How Multifamily Companies Can Avoid the Commercial Insurance Whirlpool

Avoiding the Insurance Whirlpool
For many multifamily companies, many of which are very flat organizations, there is a cyclical effect that often occurs. The company grows, management gets busy, and somewhere along the way things start to slip through the cracks. For a multitude of reasons, multifamily insurance costs can begin to creep upward. These rising costs can obviously have adverse effects. You, as the owner, are forced to take on more of the work; specifically, shopping your insurance more than usual, which takes up your time. (The industry is notorious for bidding out its insurance more than most others.) Business increases, your available time decreases, you manage risk less, costs increase, more shopping occurs, and thus, the cycle continues.

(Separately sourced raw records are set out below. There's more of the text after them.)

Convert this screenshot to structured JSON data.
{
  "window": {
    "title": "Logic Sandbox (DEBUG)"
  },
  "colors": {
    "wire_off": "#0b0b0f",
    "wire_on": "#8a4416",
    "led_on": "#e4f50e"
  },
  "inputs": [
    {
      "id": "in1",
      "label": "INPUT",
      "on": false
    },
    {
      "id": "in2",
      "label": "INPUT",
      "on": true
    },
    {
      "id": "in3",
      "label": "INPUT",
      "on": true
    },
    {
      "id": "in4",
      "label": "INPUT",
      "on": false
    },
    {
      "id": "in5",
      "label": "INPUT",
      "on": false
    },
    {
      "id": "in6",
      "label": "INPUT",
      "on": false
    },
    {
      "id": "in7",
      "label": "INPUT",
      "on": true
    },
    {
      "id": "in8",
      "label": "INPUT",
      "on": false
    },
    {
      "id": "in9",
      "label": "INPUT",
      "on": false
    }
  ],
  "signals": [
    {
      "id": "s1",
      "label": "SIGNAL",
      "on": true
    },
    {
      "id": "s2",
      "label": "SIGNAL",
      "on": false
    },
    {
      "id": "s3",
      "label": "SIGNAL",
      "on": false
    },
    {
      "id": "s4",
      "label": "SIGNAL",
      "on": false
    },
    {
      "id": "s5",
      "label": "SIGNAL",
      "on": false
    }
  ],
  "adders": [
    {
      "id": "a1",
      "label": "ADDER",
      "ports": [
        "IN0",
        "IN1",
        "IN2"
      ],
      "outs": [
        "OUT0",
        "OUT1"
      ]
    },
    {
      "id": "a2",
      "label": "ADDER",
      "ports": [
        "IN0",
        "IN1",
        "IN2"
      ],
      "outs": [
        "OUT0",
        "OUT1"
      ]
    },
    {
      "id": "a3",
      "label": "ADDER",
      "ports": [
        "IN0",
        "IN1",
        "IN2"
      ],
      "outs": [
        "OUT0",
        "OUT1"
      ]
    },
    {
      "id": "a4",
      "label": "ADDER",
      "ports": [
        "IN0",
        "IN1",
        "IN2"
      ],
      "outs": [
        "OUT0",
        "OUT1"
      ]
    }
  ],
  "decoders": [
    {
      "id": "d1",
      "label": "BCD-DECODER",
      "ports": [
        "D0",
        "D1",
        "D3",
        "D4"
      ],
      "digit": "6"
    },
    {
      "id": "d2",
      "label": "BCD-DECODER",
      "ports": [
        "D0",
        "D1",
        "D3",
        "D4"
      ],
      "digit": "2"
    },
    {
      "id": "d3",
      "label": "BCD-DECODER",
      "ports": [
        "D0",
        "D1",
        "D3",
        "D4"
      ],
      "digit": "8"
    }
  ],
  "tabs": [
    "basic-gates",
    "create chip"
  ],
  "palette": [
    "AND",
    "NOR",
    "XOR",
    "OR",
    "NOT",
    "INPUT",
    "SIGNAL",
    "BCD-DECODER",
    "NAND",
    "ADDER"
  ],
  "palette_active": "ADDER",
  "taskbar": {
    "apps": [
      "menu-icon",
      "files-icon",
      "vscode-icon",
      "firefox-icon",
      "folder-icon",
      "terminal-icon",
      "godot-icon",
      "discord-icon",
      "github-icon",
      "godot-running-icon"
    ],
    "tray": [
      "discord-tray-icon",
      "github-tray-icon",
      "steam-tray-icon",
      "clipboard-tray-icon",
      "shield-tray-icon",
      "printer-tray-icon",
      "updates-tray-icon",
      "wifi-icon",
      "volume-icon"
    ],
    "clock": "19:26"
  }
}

Consider these helpful tips concerning multifamily insurance to break free from this “insurance whirlpool”:

Make Wise Choices. The world of commercial insurance agencies can be confusing. Essentially, you pay as much for a bad broker as you will for a good broker. Regardless of if you are paying a commission or a fee, it can come as a shock to many that a Mercedes costs the same as a Pinto. Choosing a full service agent you trust, and who also comes with industry references, can save you time and money. For example, a reputable broker who has a great claims department will negotiate with insurance company adjusters and assist you in preparing proofs of loss, and handle the public adjusters. Any such assistance in getting you the maximum final loss recovery will serve to reduce your overall cost of risk.

In 2004, after Hurricane Ivan ravaged the Southeast, my firm took on an apartment management client. This company came to us after being forced to learn a difficult and expensive lesson. Without adequate claims advocacy it had accepted loss recovery of only $.60 on the dollar.

Additionally, never forget whom your insurance broker works for: You. This is the age of transparency; so do not be shy about asking questions. It never ceases to amaze me when I find out about companies that are paying both a commission and a fee, even though it is unbeknownst to them. My firm discovered two such unscrupulous brokers in 2007 that were taking an “extra” hidden commission. Both were taking in excess of $175,000.

Everything Can Be Negotiated. My firm manages risk for numerous large real estate portfolios. We have seen many companies find themselves in trouble with respect to lender insurance requirements.

In fact, two years ago, we found out about a large multifamily organization that bought $90 million worth of commercial insurance on its properties in Florida. Many deals, such as this one, can be rushed and secretive. In this case, the organization probably overlooked the requisite contract review and due diligence that should accompany any deal. Attempting to collateralize the loan, the foreign lender required the multifamily insurance be written for the full loan amount. Basically, this insured the land as well in the process. The deal ended up being a blockbuster that ultimately became something less sweet than originally anticipated.

Manage Your Time. Many multifamily companies manage between 500-10,000 apartment units and have one- or two-person commercial insurance agencies managing their insurance. Thus, these companies have management executives who spend time each day performing duties that a full-service commercial insurance agency would do much more efficiently and for the same amount they pay their current broker. If this sounds like your situation, have a little fun. Call your current agent and say, “Please begin the cleaning the pool at Holiday Isles and collecting rent checks for me.” Your agent will probably reply, “Excuse me? We’re an insurance agency.” Then you can come back with, “Exactly! So remind me again why I am attempting to get a claim paid and allocating premiums?”

What should your broker be doing for you? Negotiating the best commercial insurance coverage for the best price, handling loss prevention/control, and ensuring effective and efficient claims handling, among other things. It’s OK to outgrow an agency. If yours is not doing the work it should be on your behalf, upgrade.

Consolidate, Consolidate, Consolidate. One action that consistently produces decreased insurance costs and better productivity is the consolidation of multifamily insurance policies. There are a myriad ways it helps to lump together all of the policies you are renewing throughout the year. First, and foremost, you will find that you have more free time to spend performing actions that actually make you money.

Second, by consolidating, you will decrease your total premium with increased leverage with the commercial insurance companies. This will cut your premium rate and allow you to avoid some of the frictional cost you would experience with multiple policies. This is imperative when you are in charge of multiple ownership entities. If you believed, based on misinformation from the past, that consolidation is not possible, think again. Consolidation is a terrific option.